Middle-earth motion pictures are quickly becoming as synonymous with Christmas as mulled cider and bad cracker jokes, and last year was no different. Peter Jackson is back with the second instalment in his trilogy of films adapted from J.R.R Tolkien’s fantasy adventure novel. ‘The Hobbit: The Desolation of Smaug’ picks up pretty much where Bilbo Baggin’s unexpected journey left off as he, along with Gandalf the Grey and a squad of merry dwarves led by Thorin Oakenshield, continue their trek to The Lonely Mountain to find the Arkenstone gem and reclaim the Kingdom of Erebor. On their travels, they encounter giant man-eating spiders, the Elves of Mirkwood, a horde of vicious orcs and of course, Smaug, the dragon. But now that Bilbo is in possession of the One Ring, he is an ever-changing hobbit and his character is severely tested, adding an extra dimension compared to the first film which was mainly an introduction exercise for the host of new characters.
The first instalment of the trilogy came under critical fire for its pacing issues and the lengthy pit stops used halting the proceedings to pad out the typically long running time associated with Peter Jackson’s works. This time around, there is a much more action packed start after and during the big set pieces, the high 48fps frame rate is handled more assuredly but it still unfortunately feels below average in terms of the 3D usage. Considering filmmakers such as Ang Lee and Alfonso Cuaron have made technical leaps forward in this field, the 3D effects here are unremarkable and distracting, failing to add an awful lot to the film.
In saying that, the visuals are mostly spectacular, particularly in one busy sequence when the dwarves are sent hurtling downstream whilst packed in wooden wine barrels as they flee from the elves in a wonderfully entertaining escapade. Talking of elves, we see Jackson employing some creative license when it comes to the pointy-eared clan, bringing Lord of the Ring’s favourite Legolas into the story despite the fact he wasn’t featured in the original book. Though more controversially he also initiates the feisty Tauriel, who has been plucked straight from his own imagination, and wedges in a cross-species love triangle between Tauriel, Legolas and boisterous dwarf Kili, who is the only dwarf aside from the courageous Thorin to receive further character development in this edition. The others follow suit and make up the numbers though a small group are separated from the bunch near the end which may allow for something more interesting in the final piece.

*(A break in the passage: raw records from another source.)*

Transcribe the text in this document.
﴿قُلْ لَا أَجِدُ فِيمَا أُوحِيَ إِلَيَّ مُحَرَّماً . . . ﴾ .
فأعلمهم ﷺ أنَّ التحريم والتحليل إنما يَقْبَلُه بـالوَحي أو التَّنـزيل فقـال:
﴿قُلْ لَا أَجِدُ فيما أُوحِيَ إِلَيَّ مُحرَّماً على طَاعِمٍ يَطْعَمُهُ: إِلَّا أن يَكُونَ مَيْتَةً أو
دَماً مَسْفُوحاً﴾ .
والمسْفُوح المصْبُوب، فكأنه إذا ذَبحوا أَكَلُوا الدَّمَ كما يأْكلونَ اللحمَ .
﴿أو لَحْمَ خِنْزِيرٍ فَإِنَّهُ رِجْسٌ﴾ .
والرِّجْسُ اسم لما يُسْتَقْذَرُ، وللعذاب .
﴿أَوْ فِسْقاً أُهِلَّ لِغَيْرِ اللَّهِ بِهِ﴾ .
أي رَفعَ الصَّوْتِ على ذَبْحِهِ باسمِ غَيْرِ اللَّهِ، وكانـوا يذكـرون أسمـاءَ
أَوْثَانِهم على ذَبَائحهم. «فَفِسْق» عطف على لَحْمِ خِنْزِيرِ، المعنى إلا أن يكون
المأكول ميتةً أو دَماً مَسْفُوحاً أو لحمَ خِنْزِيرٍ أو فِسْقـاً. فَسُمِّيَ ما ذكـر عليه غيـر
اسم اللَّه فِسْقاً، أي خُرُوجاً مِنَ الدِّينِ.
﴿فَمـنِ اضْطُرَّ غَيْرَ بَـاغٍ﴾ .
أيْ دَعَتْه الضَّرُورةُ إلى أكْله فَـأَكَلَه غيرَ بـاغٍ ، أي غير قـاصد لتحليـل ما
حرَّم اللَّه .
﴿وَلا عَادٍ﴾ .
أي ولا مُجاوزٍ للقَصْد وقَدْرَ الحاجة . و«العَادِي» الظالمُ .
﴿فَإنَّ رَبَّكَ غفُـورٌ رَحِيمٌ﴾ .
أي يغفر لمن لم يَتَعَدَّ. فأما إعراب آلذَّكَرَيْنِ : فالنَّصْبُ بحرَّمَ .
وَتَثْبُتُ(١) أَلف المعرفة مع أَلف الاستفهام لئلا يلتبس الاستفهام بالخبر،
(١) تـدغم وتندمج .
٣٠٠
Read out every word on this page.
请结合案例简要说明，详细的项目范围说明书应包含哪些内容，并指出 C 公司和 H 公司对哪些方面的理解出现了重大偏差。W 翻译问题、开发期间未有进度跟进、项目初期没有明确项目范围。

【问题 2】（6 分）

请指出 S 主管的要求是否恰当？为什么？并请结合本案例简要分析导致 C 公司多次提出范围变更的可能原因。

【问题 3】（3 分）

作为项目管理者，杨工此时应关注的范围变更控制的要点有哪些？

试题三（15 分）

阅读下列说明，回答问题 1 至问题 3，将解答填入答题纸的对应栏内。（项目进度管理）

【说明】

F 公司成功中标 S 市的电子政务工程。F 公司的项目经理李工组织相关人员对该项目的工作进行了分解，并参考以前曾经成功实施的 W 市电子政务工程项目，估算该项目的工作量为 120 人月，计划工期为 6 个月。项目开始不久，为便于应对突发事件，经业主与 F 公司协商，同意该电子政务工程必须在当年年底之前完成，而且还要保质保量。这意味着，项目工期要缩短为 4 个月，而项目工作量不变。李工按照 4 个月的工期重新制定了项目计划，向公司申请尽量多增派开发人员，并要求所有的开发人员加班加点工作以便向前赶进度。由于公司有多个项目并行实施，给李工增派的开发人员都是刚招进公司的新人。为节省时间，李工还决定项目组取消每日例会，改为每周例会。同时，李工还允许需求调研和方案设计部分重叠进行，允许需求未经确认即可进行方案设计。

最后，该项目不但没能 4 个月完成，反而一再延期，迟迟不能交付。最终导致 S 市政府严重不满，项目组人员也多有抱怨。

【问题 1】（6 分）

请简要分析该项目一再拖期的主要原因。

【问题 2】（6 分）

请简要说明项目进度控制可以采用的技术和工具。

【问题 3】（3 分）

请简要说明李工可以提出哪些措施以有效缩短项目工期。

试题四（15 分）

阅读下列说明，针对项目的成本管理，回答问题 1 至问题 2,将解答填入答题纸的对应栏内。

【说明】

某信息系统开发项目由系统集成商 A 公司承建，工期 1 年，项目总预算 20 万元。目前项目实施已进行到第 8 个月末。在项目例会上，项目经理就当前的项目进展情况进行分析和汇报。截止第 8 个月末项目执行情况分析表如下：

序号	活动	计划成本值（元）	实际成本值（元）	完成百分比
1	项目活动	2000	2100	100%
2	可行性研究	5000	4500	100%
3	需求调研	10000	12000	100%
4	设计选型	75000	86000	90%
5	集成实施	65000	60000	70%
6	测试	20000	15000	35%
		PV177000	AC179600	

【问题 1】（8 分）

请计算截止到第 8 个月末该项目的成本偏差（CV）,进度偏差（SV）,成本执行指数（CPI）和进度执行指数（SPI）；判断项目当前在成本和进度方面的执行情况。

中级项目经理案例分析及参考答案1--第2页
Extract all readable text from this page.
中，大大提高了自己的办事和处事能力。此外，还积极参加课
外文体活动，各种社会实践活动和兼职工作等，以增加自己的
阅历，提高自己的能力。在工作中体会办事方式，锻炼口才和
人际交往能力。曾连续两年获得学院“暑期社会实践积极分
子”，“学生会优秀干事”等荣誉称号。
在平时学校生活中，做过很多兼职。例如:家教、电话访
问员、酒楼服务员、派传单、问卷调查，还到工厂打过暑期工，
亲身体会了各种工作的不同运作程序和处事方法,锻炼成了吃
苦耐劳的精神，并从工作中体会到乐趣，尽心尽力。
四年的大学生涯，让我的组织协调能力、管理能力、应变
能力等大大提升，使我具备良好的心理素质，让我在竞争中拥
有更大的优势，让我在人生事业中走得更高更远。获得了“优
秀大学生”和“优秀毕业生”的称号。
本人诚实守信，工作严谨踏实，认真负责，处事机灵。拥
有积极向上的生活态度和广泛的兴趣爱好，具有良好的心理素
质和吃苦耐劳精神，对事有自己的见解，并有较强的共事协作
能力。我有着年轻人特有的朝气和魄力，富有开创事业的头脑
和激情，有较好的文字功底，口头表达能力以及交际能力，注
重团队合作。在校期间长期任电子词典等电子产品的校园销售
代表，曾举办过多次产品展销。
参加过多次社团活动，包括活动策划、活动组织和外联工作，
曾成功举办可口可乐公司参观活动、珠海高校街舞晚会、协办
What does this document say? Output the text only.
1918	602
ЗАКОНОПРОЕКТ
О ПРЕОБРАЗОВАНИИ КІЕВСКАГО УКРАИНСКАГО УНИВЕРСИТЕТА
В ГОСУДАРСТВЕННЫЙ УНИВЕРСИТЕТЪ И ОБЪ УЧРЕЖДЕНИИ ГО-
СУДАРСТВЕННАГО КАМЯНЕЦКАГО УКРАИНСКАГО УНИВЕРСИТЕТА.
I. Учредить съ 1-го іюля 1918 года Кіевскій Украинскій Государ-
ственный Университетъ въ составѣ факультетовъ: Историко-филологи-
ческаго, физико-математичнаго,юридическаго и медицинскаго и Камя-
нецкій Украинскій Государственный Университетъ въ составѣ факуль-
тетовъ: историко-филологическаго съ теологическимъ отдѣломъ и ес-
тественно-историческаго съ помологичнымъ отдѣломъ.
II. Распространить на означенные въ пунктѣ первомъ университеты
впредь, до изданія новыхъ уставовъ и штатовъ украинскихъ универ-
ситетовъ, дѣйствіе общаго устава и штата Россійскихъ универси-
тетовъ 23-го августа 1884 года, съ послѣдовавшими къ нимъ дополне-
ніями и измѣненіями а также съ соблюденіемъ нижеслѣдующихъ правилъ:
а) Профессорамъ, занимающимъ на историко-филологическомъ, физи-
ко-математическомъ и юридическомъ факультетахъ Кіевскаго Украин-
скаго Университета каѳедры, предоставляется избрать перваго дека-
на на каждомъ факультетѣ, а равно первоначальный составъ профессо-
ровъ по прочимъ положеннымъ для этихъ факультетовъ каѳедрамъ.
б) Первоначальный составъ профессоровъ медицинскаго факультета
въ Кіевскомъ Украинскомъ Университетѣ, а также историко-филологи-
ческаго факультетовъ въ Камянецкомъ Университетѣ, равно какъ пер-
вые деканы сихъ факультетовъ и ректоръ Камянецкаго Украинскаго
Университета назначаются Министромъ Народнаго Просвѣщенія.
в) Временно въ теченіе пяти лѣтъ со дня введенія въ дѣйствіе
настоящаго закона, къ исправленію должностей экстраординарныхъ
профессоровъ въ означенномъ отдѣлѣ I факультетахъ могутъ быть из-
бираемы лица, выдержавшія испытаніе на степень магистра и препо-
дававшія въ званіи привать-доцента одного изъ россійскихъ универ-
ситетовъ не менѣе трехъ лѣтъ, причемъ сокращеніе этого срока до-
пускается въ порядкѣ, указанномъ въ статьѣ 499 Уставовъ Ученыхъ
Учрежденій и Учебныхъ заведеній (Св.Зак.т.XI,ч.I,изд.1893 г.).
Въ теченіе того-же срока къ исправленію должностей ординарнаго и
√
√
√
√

The romance aspect of the storytelling feels very unnecessary and forced, completely deflecting from the origins of Tolkien’s beloved tale and serving merely as filler.
The performances are strong across the board, lifting the entertainment value somewhat, and Martin Freeman excels in developing Bilbo’s arc, becoming braver with a brooding darkness as the almighty affect of the ring takes control. He is sadly underused given that he is in the titular role but his two-hander scene with Benedict Cumberbatch’s Smaug the Magnificent is magnificent and provides a memorable showdown, Cumberbatch achieving more than you can imagine in supplying a vocal performance as the deadly antagonist. This follows on from the two-hander in ‘An Unexpected Journey’ with Gollum which was the best scene of that film as well, but with less humour and more sense of threat. Ian McKellen is suitably solid as usual, having had plenty of practice in engulfing himself in the role of Gandalf, but is also used sparingly as he meets with the Necromancer in a subplot which acts as an exciting tension builder for the third film in the series.
It is difficult to give honourable mentions to all faces of this chapter as there are so many but Bard the Bowman and the Master of Lake-town are most notably impressive additions as the plot develops, the former giving the human element that Aragorn supplied in the Lord of the Rings franchise, and I am thoroughly enjoying the way that Thorin, played brilliantly by Richard Armitage, is utilised. He is proving himself as a worthy leader of the hearty dwarves. In being the middle film of a colossal trilogy, ‘The Desolation of Smaug’ manages to find its own identity, shrugging off the issues from the opener and assuming the vital function in bridging it with the anticipated finale which will be with us this Christmas. By then, Peter Jackson’s beard may be as grey as Gandalf’s which would be apt in delivering the last in his marathon collection.